Ce matin à Veliko Gradiste nous avons trouvé une petite ville touristique dont la richesse apparente, comme d'autres villes et villages vus hier et aujourd'hui, contraste étonnamment avec la pauvreté manifeste des villages traversés sur l'autre rive - plus ou moins entre Pancevo et le bac de Stara Palanka. Nous avons notamment été frappés par tout le travail fait aux champs sans tracteur, des étendues importantes fauchées à la faux, le sarclage de tout un champ de maïs, les foins qu'on retourne ou qu'on ramasse, la charette de foin même tirée à la main... des tâches pour lesquelles, partout ailleurs, sur de telles surfaces, nous avons toujours vu des tracteurs. Nous avons trouvé un office de tourisme, avec un gros autocollant à la clé. La charmante hôtesse du bureau où nous avons changé des euros en dinars (nous sommes toujours en Serbie, et changeons de l'argent au fur et à mesure) nous a donné le mot de passe de son réseau wifi et j'ai pu mettre en ligne les articles de blog des deux derniers jours ; rempli nos gourdes aussi, et même donné une friandise à Clémence et à Baptiste, qui ont beaucoup joué avec elle à se cacher timidement en riant très fort, pendant que j'oeuvrais sur le téléphone.

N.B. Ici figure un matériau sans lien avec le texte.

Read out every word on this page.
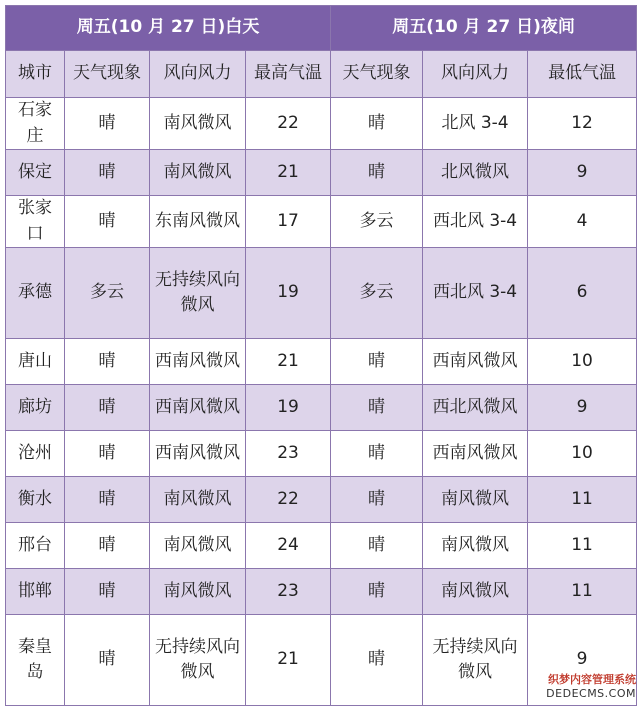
周五(10 月 27 日)白天				周五(10 月 27 日)夜间		
城市	天气现象	风向风力	最高气温	天气现象	风向风力	最低气温
石家庄	晴	南风微风	22	晴	北风 3-4	12
保定	晴	南风微风	21	晴	北风微风	9
张家口	晴	东南风微风	17	多云	西北风 3-4	4
承德	多云	无持续风向微风	19	多云	西北风 3-4	6
唐山	晴	西南风微风	21	晴	西南风微风	10
廊坊	晴	西南风微风	19	晴	西北风微风	9
沧州	晴	西南风微风	23	晴	西南风微风	10
衡水	晴	南风微风	22	晴	南风微风	11
邢台	晴	南风微风	24	晴	南风微风	11
邯郸	晴	南风微风	23	晴	南风微风	11
秦皇岛	晴	无持续风向微风	21	晴	无持续风向微风	9
织梦内容管理系统
DEDECMS.COM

Elle nous a aussi indiqué le marché tout proche, et nous y avons trouvé de bons fruits et légumes, nectarines, tomates, concombres, oignons jaunes frais, petites pommes de terre nouvelles, un petit chou tendre qu'on a failli partir sans payer parce qu'on croyait qu'ils étaient deux sur un étal, alors que c'étaient deux producteurs différents ! Et à la charcuterie, avec un son (ronflement !) et un geste, nous avons pu avoir trois tranches d'échine de porc pour préparer ce soir "le plat de Myriam", et une saucisse.

A côté de la charcuterie il y avait une boulangerie, nous y avons acheté une marguerite et, comme il pleuvait et qu'on en servait sous notre nez à d'autres clients, nous nous sommes délicieusement laissé tenter par deux parts de burek à manger sur place, au chaud et encore chaudes, miam !

Pause toilettes, rempaquetage des courses, il était pas loin de 13h quand nous avons vraiment démarré, aujourd'hui ! Il ne faisait pas très chaud, j'ai eu besoin de mon coupe-vent. Baptiste s'est endormi très vite, repu et fatigué d'avoir couru dans les flaques d'eau ; Clémence n'a pas tardé à en faire autant, et nous avons regardé seuls, au bord de la route, ces cimetières propres et chics aux pierres tombales en papillon, portant à gauche pour monsieur, à droite pour madame, nom, prénom, photo, dates de naissance et, le cas échéant, de décès ! Oui, ici on peut avoir sa photo et son nom sur sa tombe avant d'avoir le pied dedans. J'en ai été très surprise.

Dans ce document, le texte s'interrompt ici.